- Developers: Absolutist LTD (2002 - 2012) Ilyon Dynamics (2012 - )
- Publishers: Absolutist LTD (2002 - 2015) Ilyon Dynamics (2015 - )
- Platforms: iOS, Mac OS, Android, Flash, Palm OS, Pocket PC, Facebook
- Release: 2002
- Genres: Puzzle Bobble 2 clone, puzzle
- Mode: Single-player

= Bubble Shooter =

2002 video game

Bubble Shooter is a clone of the Puzzle Bobble arcade game that was released by Taito in 1994.

The Bubble Shooter game and IP are owned by Ilyon Dynamics, after they were acquired from Absolutist, who released the original game in 2002. The game was ported to iOS in 2010, and was ported to Android in 2012.

In 2015, Absolutist sold the Bubble Shooter IP to Ilyon Dynamics LTD, which expanded the brand on mobile and into new platforms such as Facebook Messenger and the mobile eSports platform Skillz. A special version was developed and published with the Seminole Tribe of Florida using their Hard Rock Cafe brand.

==Gameplay==
The goal of the game is to clear the playing field by forming groups of three or more marbles of the same color. The game ends when the balls reach the bottom line of the screen. The more balls destroyed in one shot, the more points scored. A player wins when there are no balls remaining on the playing field.

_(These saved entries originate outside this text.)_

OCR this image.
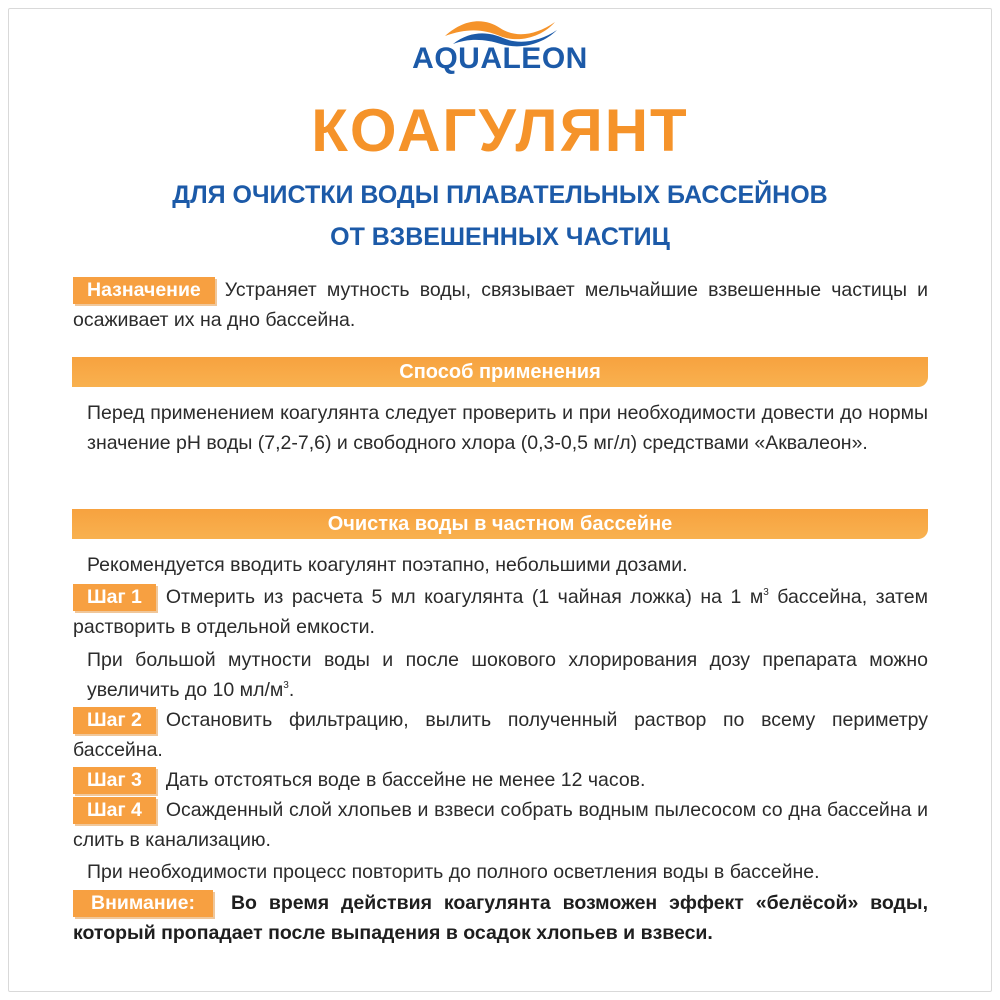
AQUALEON
КОАГУЛЯНТ
ДЛЯ ОЧИСТКИ ВОДЫ ПЛАВАТЕЛЬНЫХ БАССЕЙНОВ
ОТ ВЗВЕШЕННЫХ ЧАСТИЦ
Назначение Устраняет мутность воды, связывает мельчайшие взвешенные частицы и осаживает их на дно бассейна.
Способ применения
Перед применением коагулянта следует проверить и при необходимости довести до нормы значение pH воды (7,2-7,6) и свободного хлора (0,3-0,5 мг/л) средствами «Аквалеон».
Очистка воды в частном бассейне
Рекомендуется вводить коагулянт поэтапно, небольшими дозами.
Шаг 1 Отмерить из расчета 5 мл коагулянта (1 чайная ложка) на 1 $м^3$ бассейна, затем растворить в отдельной емкости.
При большой мутности воды и после шокового хлорирования дозу препарата можно увеличить до 10 $мл/м^3$.
Шаг 2 Остановить фильтрацию, вылить полученный раствор по всему периметру бассейна.
Шаг 3 Дать отстояться воде в бассейне не менее 12 часов.
Шаг 4 Осажденный слой хлопьев и взвеси собрать водным пылесосом со дна бассейна и слить в канализацию.
При необходимости процесс повторить до полного осветления воды в бассейне.
Внимание: Во время действия коагулянта возможен эффект «белёсой» воды, который пропадает после выпадения в осадок хлопьев и взвеси.
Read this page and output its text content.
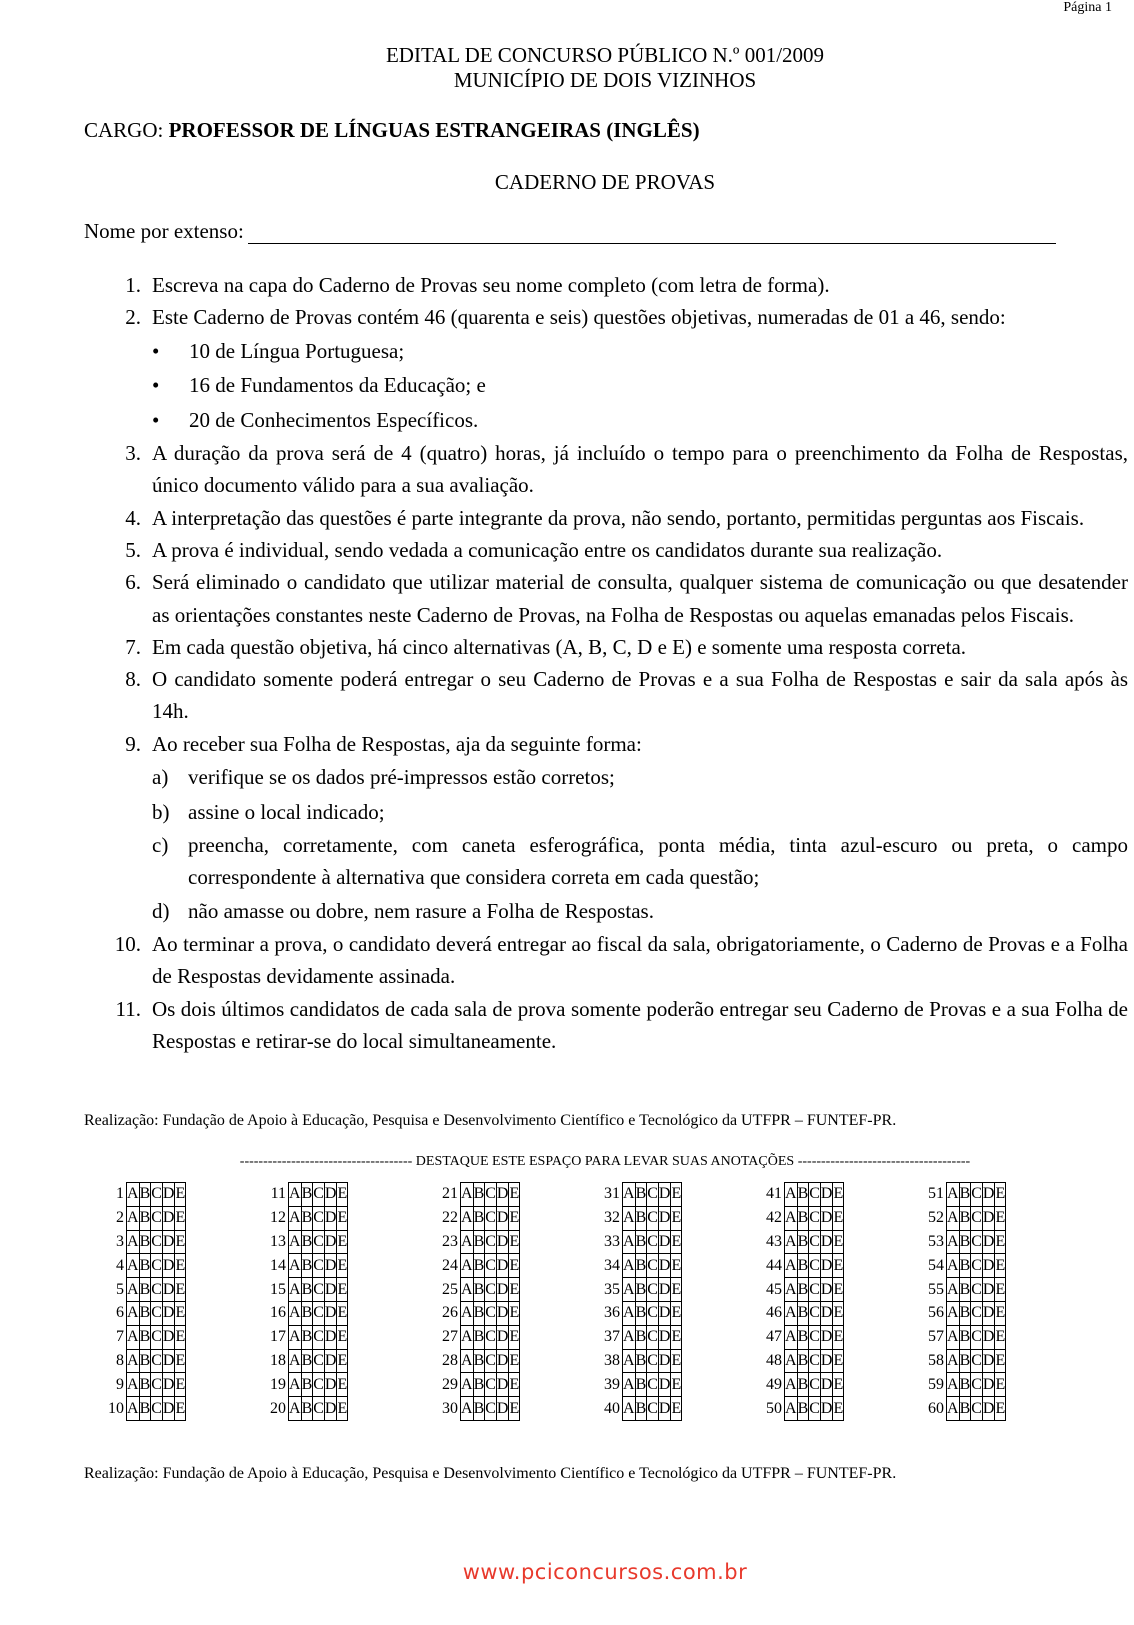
Página 1
EDITAL DE CONCURSO PÚBLICO N.º 001/2009
MUNICÍPIO DE DOIS VIZINHOS
CARGO: PROFESSOR DE LÍNGUAS ESTRANGEIRAS (INGLÊS)
CADERNO DE PROVAS
Nome por extenso:
1. Escreva na capa do Caderno de Provas seu nome completo (com letra de forma).
2. Este Caderno de Provas contém 46 (quarenta e seis) questões objetivas, numeradas de 01 a 46, sendo:
•	10 de Língua Portuguesa;
•	16 de Fundamentos da Educação; e
•	20 de Conhecimentos Específicos.
3. A duração da prova será de 4 (quatro) horas, já incluído o tempo para o preenchimento da Folha de Respostas, único documento válido para a sua avaliação.
4. A interpretação das questões é parte integrante da prova, não sendo, portanto, permitidas perguntas aos Fiscais.
5. A prova é individual, sendo vedada a comunicação entre os candidatos durante sua realização.
6. Será eliminado o candidato que utilizar material de consulta, qualquer sistema de comunicação ou que desatender as orientações constantes neste Caderno de Provas, na Folha de Respostas ou aquelas emanadas pelos Fiscais.
7. Em cada questão objetiva, há cinco alternativas (A, B, C, D e E) e somente uma resposta correta.
8. O candidato somente poderá entregar o seu Caderno de Provas e a sua Folha de Respostas e sair da sala após às 14h.
9. Ao receber sua Folha de Respostas, aja da seguinte forma:
a) verifique se os dados pré-impressos estão corretos;
b) assine o local indicado;
c) preencha, corretamente, com caneta esferográfica, ponta média, tinta azul-escuro ou preta, o campo correspondente à alternativa que considera correta em cada questão;
d) não amasse ou dobre, nem rasure a Folha de Respostas.
10. Ao terminar a prova, o candidato deverá entregar ao fiscal da sala, obrigatoriamente, o Caderno de Provas e a Folha de Respostas devidamente assinada.
11. Os dois últimos candidatos de cada sala de prova somente poderão entregar seu Caderno de Provas e a sua Folha de Respostas e retirar-se do local simultaneamente.
Realização: Fundação de Apoio à Educação, Pesquisa e Desenvolvimento Científico e Tecnológico da UTFPR – FUNTEF-PR.
------------------------------------- DESTAQUE ESTE ESPAÇO PARA LEVAR SUAS ANOTAÇÕES -------------------------------------
1	A	B	C	D	E
2	A	B	C	D	E
3	A	B	C	D	E
4	A	B	C	D	E
5	A	B	C	D	E
6	A	B	C	D	E
7	A	B	C	D	E
8	A	B	C	D	E
9	A	B	C	D	E
10	A	B	C	D	E
11	A	B	C	D	E
12	A	B	C	D	E
13	A	B	C	D	E
14	A	B	C	D	E
15	A	B	C	D	E
16	A	B	C	D	E
17	A	B	C	D	E
18	A	B	C	D	E
19	A	B	C	D	E
20	A	B	C	D	E
21	A	B	C	D	E
22	A	B	C	D	E
23	A	B	C	D	E
24	A	B	C	D	E
25	A	B	C	D	E
26	A	B	C	D	E
27	A	B	C	D	E
28	A	B	C	D	E
29	A	B	C	D	E
30	A	B	C	D	E
31	A	B	C	D	E
32	A	B	C	D	E
33	A	B	C	D	E
34	A	B	C	D	E
35	A	B	C	D	E
36	A	B	C	D	E
37	A	B	C	D	E
38	A	B	C	D	E
39	A	B	C	D	E
40	A	B	C	D	E
41	A	B	C	D	E
42	A	B	C	D	E
43	A	B	C	D	E
44	A	B	C	D	E
45	A	B	C	D	E
46	A	B	C	D	E
47	A	B	C	D	E
48	A	B	C	D	E
49	A	B	C	D	E
50	A	B	C	D	E
51	A	B	C	D	E
52	A	B	C	D	E
53	A	B	C	D	E
54	A	B	C	D	E
55	A	B	C	D	E
56	A	B	C	D	E
57	A	B	C	D	E
58	A	B	C	D	E
59	A	B	C	D	E
60	A	B	C	D	E
Realização: Fundação de Apoio à Educação, Pesquisa e Desenvolvimento Científico e Tecnológico da UTFPR – FUNTEF-PR.
www.pciconcursos.com.br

There are 4 difficulty levels: EasyRide, Novice, Expert, Master. Two scoring modes: Classic, Sniper. The Classic Mode suggests slow-paced gameplay with no time nor shots limits. The goal of the Sniper Mode is to clear the playfield using minimum shots.

There are two game modes:
- Strategy – shots limit
- Arcade – time limit

==Reception==
Pocket Gamer gave the game a score of four out of ten, saying: "Bubble Shooter is a poorly put together, pale imitation of a far more interesting game."